Crafty 25.6 search stability

jhaglund2 · Post by **jhaglund2** » Tue Apr 28, 2020 11:01 pm

Ras - <...> multi-threading with several threads writing to the hash table isn't deterministic, and it depends on when which thread writes and reads in relation to other worker threads.

Because of multi threading it remains random behaviour how many reads will result in the same value before it changes.

Why read something that is going to change before it's used?
Why write information if it will change?
Why have multiple threads accessing the same data at the same time, when there is other work to be done?

Right. Believe me, there really is NO solution to this, if the goal is to have the parallel program run faster than the serial program. Painful but true. You can try any parallel chess program you can get your hands on, and see the same non-deterministic behavior.

The goal is to have the same PV lines displayed for each ply-> each time you do a search on a given position, with and without multithreads.
Think of it like a perft. You will have x number of positions. There's no reason there should be any result different. It would be like saying there's no such thing as a multithreaded perft. If the information isn't the same, it's not being handled correctly...
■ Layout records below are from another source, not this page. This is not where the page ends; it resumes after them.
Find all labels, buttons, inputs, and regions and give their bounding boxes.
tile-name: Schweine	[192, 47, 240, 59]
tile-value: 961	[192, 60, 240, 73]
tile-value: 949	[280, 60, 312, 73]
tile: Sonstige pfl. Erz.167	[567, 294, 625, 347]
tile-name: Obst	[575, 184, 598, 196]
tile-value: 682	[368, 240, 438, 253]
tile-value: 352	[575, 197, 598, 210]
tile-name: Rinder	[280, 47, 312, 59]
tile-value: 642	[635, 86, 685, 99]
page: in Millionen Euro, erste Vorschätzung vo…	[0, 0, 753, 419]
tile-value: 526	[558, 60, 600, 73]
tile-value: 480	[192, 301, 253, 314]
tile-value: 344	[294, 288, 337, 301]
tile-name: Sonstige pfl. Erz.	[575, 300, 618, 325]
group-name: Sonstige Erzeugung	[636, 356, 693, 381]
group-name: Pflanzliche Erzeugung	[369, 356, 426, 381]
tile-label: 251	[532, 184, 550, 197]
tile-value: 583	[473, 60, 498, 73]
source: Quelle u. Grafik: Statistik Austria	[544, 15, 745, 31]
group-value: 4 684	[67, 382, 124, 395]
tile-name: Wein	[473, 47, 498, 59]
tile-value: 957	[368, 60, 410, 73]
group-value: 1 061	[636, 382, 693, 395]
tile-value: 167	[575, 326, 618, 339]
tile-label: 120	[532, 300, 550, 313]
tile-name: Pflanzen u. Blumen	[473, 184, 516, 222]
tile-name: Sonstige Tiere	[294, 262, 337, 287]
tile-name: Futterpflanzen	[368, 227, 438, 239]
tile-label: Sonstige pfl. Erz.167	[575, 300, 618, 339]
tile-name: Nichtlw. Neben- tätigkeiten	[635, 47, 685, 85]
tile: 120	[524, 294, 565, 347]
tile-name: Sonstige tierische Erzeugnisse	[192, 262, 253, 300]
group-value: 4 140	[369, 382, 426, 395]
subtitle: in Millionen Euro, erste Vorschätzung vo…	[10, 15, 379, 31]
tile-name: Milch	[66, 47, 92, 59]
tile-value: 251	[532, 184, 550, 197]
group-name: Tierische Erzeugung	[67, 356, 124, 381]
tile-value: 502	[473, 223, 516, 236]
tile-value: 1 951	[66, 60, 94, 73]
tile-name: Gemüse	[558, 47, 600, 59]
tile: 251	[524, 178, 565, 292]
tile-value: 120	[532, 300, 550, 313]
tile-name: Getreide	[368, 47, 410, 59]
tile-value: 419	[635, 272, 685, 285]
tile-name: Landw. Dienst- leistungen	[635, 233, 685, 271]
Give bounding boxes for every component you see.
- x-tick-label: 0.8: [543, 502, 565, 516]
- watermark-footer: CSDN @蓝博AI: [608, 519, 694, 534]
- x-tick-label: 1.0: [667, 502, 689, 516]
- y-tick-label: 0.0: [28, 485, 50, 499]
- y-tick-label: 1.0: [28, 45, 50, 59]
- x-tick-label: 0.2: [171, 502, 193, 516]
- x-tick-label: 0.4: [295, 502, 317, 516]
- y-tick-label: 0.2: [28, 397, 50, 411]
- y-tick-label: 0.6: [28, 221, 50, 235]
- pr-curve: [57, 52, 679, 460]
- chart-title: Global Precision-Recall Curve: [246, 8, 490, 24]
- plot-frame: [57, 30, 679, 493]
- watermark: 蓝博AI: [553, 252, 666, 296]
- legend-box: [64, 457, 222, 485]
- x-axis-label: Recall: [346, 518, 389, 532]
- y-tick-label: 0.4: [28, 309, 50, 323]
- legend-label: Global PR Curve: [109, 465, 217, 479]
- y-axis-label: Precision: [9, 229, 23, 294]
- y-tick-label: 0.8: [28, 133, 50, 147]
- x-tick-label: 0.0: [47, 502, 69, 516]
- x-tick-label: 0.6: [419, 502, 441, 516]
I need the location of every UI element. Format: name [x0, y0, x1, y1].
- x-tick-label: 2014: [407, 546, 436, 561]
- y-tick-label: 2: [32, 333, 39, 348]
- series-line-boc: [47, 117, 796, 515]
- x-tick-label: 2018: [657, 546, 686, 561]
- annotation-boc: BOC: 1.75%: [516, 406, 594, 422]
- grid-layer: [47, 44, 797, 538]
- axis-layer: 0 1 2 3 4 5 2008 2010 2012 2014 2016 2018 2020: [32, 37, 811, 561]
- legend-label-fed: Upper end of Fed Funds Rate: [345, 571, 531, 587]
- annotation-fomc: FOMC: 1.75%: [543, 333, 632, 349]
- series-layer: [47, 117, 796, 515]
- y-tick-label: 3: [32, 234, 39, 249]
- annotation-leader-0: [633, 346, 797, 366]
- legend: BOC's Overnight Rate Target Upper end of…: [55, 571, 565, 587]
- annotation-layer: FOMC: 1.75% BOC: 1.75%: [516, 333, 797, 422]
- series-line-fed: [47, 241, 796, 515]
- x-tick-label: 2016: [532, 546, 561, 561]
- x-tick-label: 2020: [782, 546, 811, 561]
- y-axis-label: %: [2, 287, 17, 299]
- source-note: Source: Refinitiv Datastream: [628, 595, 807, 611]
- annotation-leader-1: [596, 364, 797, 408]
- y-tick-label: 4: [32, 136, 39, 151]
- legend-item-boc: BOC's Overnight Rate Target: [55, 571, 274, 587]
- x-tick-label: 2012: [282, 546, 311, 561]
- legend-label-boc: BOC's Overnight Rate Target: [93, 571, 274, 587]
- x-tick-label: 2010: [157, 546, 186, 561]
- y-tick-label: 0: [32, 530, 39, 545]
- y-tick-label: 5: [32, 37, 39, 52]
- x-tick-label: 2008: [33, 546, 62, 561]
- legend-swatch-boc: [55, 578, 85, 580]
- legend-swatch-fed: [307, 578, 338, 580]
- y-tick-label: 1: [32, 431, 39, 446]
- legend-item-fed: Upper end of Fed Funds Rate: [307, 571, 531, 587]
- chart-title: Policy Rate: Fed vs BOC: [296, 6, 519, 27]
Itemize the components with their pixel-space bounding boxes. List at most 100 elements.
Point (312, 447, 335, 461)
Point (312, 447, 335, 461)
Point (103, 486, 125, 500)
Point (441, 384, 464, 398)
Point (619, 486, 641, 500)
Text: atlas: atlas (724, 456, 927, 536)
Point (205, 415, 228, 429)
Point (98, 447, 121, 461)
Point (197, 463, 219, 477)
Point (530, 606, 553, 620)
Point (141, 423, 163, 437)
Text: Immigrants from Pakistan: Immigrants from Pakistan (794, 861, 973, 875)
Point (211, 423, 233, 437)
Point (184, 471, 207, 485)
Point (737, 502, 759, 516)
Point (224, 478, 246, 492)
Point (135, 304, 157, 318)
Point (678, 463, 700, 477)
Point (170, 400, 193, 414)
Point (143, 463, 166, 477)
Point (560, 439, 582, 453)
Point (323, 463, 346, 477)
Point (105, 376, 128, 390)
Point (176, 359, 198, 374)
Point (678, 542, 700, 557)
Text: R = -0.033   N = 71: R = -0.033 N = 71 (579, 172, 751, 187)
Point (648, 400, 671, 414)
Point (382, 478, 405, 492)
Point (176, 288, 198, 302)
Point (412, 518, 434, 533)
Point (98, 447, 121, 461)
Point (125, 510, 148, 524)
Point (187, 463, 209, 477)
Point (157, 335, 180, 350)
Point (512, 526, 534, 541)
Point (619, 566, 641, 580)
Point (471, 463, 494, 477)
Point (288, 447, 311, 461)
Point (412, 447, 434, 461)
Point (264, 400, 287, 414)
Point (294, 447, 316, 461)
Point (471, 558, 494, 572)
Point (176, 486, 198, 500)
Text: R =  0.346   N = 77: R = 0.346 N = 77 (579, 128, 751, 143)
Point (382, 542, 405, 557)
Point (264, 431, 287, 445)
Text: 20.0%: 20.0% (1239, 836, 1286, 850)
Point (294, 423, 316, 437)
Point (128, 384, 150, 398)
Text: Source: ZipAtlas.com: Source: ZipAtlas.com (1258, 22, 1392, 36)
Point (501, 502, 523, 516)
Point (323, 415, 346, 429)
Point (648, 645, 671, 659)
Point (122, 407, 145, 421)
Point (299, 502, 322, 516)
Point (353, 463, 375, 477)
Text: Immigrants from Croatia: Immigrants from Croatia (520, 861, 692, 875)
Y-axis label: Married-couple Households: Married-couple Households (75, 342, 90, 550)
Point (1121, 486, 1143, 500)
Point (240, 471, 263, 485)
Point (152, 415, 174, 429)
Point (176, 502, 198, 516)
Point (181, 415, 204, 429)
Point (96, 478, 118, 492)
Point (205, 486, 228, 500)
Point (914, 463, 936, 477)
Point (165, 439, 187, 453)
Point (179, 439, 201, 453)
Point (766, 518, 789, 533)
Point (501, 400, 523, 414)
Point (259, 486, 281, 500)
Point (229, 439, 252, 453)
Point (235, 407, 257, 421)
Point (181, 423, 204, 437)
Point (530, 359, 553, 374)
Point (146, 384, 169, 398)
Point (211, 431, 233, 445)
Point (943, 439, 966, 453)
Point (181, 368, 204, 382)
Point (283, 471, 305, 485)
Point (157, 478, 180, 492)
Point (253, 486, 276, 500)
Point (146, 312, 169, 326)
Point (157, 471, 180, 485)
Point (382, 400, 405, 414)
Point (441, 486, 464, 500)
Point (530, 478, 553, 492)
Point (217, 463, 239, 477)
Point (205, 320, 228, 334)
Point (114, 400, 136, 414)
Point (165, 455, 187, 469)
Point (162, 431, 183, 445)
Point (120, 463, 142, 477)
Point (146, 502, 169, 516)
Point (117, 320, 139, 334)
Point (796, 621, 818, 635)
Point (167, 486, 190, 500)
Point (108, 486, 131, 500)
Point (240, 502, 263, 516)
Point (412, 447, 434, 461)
I don't understand why you're suggesting synchronization doesn't work with multiple threads.

Synchronization Pthread Example - Mutexes
A mutex lock is a mechanism that can be acquired by only one thread at a time. For other threads to get the same mutex, they must wait until it is released by the current owner of the mutex.

The key advantage of multithreading code is that all threads see the same memory. So, data is already shared between threads. But the failure of coordinating the access to the data can lead to incorrect results due to the reason such as data reaces. The mutex lock is one of ways of synchronizing data sharing methods.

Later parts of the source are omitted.